Exercise 2.2 - Read any color image, in RGB format, display it in one window, convert it to grayscale, display the grayscale image in another window and save the grayscale image to a different file

In [None]:
# TODO

Exercise 2.3 - Split the 3 RGB channels and show each channel in a separate window. Add a constant value to one of the channels, merge the channels into a new color image and show the resulting image.

In [None]:
# TODO

Exercise 2.4 - Convert the image to HSV, split the 3 HSV channels and show each channel in a separate window. Add a constant value to saturation channel, merge the channels into a new color image and show the resulting image.

In [None]:
# TODO

### 3. Video – acquisition and simple processing

In [23]:
# Define a VideoCapture Object
cap = cv2.VideoCapture(0)
if not cap.isOpened():
    print("Cannot open camera")
    exit()

frame_nr = 0
while True:
    # Capture frame-by-frame
    ret, frame = cap.read()
    
    # If frame is read correctly ret is True
    if not ret:
        print("Can't receive frame (stream end?). Exiting ...")
        break

    # Display the resulting frame
    cv2.imshow('webcam', frame)

    # Wait for user to press s to save frame
    if cv2.waitKey(1) == ord('s'):
        frame_name = 'frame' + str(frame_nr) + '.png'
        cv2.imwrite(frame_name, frame)
        cv2.imshow("Saved frame: " + frame_name, frame)
        cv2.waitKey(0)
        cv2.destroyWindow("Saved frame: " + frame_name)

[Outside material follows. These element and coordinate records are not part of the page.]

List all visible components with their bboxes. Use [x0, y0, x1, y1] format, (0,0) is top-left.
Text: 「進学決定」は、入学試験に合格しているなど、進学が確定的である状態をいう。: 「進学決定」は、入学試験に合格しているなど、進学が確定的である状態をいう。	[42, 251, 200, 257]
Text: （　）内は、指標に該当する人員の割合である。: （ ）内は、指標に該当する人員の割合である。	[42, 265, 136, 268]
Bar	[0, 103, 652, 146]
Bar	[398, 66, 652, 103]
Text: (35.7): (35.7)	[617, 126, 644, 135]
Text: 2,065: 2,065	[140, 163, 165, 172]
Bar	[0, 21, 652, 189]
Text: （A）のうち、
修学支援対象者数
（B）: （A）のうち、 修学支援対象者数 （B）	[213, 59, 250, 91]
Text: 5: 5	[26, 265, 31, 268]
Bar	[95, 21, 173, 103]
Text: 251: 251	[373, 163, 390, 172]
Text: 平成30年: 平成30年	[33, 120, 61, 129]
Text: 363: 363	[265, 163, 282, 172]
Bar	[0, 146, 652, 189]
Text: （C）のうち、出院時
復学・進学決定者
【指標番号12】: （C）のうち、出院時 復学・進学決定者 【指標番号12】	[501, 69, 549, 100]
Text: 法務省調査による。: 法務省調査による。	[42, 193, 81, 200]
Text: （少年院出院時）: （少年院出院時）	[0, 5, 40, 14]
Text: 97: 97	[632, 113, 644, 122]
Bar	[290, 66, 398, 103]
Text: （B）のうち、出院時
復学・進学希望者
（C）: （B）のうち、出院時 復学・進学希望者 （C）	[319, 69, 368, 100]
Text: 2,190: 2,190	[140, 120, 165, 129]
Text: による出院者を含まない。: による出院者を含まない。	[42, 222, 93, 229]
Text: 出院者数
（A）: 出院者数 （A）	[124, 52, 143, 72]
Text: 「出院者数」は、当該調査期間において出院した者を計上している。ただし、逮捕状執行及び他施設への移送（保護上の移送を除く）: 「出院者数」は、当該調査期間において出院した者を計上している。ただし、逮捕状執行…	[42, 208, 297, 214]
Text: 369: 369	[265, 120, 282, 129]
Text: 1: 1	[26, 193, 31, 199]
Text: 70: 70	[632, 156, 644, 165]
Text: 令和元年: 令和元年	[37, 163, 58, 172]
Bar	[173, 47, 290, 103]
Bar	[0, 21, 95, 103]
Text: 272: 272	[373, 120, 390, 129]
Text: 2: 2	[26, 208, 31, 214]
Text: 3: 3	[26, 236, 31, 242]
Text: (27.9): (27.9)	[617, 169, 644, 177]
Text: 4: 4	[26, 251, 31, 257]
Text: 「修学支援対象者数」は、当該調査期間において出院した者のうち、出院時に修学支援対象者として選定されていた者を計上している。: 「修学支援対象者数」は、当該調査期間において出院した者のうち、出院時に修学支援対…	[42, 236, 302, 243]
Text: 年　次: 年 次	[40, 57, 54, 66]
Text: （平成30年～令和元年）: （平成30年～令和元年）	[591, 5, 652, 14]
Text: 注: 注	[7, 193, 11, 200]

    # Wait for user to press q to quit
    if cv2.waitKey(1) == ord('q'):
        break

    frame_nr += 1

# When everything is done, release the capture
cap.release()
cv2.destroyAllWindows()

Exercise 3.1 - Using the previous example as the baseline, implement a script that acquires the video from the webcam, converts it to grayscale, and shows the frames in binary format (i.e. the intensity of each pixel is 0 or 255); use a threshold value of 128.

In [None]:
# TODO

Exercise 3.2 - Implement a simple detection/tracking algorithm for colored objects, using the following steps:
1) take each frame of the video;
2) convert from BGR to HSV color-space;
3) threshold the HSV image for a range of color values (creating a binary image);
4) extract the objects of the selected range (with a bitwise AND operation, using as operands the original and the binary image).

In [None]:
# TODO